Bir yandan da yüreğim acıdı. İçim kıyım kıyım burkuldu. Umarım dilediği gibi
bir birlikteliği yakalamakta zorlanmaz.
Kınalı
anacığımın şefkat dolu bedenin altında güvende yata dururken, babam Camgöz
Horoz kümese gelip, anamın etrafında dört dönse de, O’na yüz vermiyordu.
Babamın hareminde daha onlarca tavuk vardı. Ama yine de aklı fikri anamdaydı.
Kafasını kaldırıp, uzun uzadıya ötüp, ardından da anama laf atıyordu.
“Ne o
kız, aramıza kara kedi mi girdi? Niye hiç suratıma bile bakmıyorsun?
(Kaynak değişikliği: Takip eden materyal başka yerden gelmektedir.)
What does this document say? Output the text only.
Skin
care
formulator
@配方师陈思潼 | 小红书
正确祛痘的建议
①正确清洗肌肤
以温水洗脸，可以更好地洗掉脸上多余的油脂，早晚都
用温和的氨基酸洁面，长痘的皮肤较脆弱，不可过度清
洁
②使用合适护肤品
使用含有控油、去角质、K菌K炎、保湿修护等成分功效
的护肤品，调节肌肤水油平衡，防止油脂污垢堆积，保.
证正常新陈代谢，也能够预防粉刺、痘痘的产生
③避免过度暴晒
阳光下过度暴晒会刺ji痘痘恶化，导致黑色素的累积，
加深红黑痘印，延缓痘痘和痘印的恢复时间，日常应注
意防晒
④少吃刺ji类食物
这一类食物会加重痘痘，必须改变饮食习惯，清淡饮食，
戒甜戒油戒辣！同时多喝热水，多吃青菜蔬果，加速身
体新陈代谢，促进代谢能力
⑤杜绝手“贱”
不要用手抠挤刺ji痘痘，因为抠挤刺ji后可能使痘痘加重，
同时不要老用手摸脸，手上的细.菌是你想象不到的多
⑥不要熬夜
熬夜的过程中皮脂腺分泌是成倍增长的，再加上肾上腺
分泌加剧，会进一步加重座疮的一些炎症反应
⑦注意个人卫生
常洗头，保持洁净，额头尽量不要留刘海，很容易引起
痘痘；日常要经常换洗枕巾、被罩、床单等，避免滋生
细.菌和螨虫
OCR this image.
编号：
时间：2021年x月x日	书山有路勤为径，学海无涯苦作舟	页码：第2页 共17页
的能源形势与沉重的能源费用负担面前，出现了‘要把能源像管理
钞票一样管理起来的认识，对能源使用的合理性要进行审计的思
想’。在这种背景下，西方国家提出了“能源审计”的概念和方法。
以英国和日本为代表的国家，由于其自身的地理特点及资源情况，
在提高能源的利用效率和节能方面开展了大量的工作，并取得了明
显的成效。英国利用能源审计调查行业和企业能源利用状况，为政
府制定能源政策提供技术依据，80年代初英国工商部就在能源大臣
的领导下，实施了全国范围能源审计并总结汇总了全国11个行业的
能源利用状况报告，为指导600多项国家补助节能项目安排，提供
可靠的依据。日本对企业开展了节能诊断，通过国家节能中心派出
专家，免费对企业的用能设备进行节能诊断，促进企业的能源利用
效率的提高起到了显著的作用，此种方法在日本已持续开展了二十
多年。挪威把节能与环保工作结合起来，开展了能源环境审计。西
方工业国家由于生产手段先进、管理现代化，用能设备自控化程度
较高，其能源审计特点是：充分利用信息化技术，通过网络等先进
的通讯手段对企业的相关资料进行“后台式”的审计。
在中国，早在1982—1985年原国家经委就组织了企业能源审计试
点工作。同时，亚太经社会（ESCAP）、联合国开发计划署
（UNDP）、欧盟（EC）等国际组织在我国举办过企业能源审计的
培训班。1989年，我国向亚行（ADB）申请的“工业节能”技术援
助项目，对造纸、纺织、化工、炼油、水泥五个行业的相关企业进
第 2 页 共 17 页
Sana kışşş
falan da dediğimiz yok.” Anam gagasını önüne eğip, oralı olmadı. Çok geçmeden
babam haremindeki başka tavukların ardında, yüreği ağzında koşturmaya koyuldu.
Gagası ile ibiğinden tuttuğu gibi tavukları bir bir altına çekti.
Tahminim yaklaşık üç hafta sonra nihayet kabuğumu kırarak
dışarı çıktım. Güzel ve sıcak bir gün. Güneş Tepe Köy diğer adıyla Kulıka Köyünde
bulutları kızıla boyayıp, allayıp pullamak ile meşgul. Tam bu sırada büyük bir
istekle, ortaya çıkıp anacığım ile göz göze geldim. Gagası ile beni uzun
uzadıya sevgiyle okşadı. Bedenimin her yanını bir bir inceledi. Ardından aynı
işlemi kardeşlerime uyguladı.
Ben
hariç dokuz kardeşim daha var. Baktığınızda, ben diğer kardeşlerime kıyasla
daha da sarıyım. Tüylerim öylesine parlak ki, sormayın gitsin. Anacığım bütün
yavrularını bir araya getirip, Topal Fate Teyze’nin avlusunda görücüye çıkardı.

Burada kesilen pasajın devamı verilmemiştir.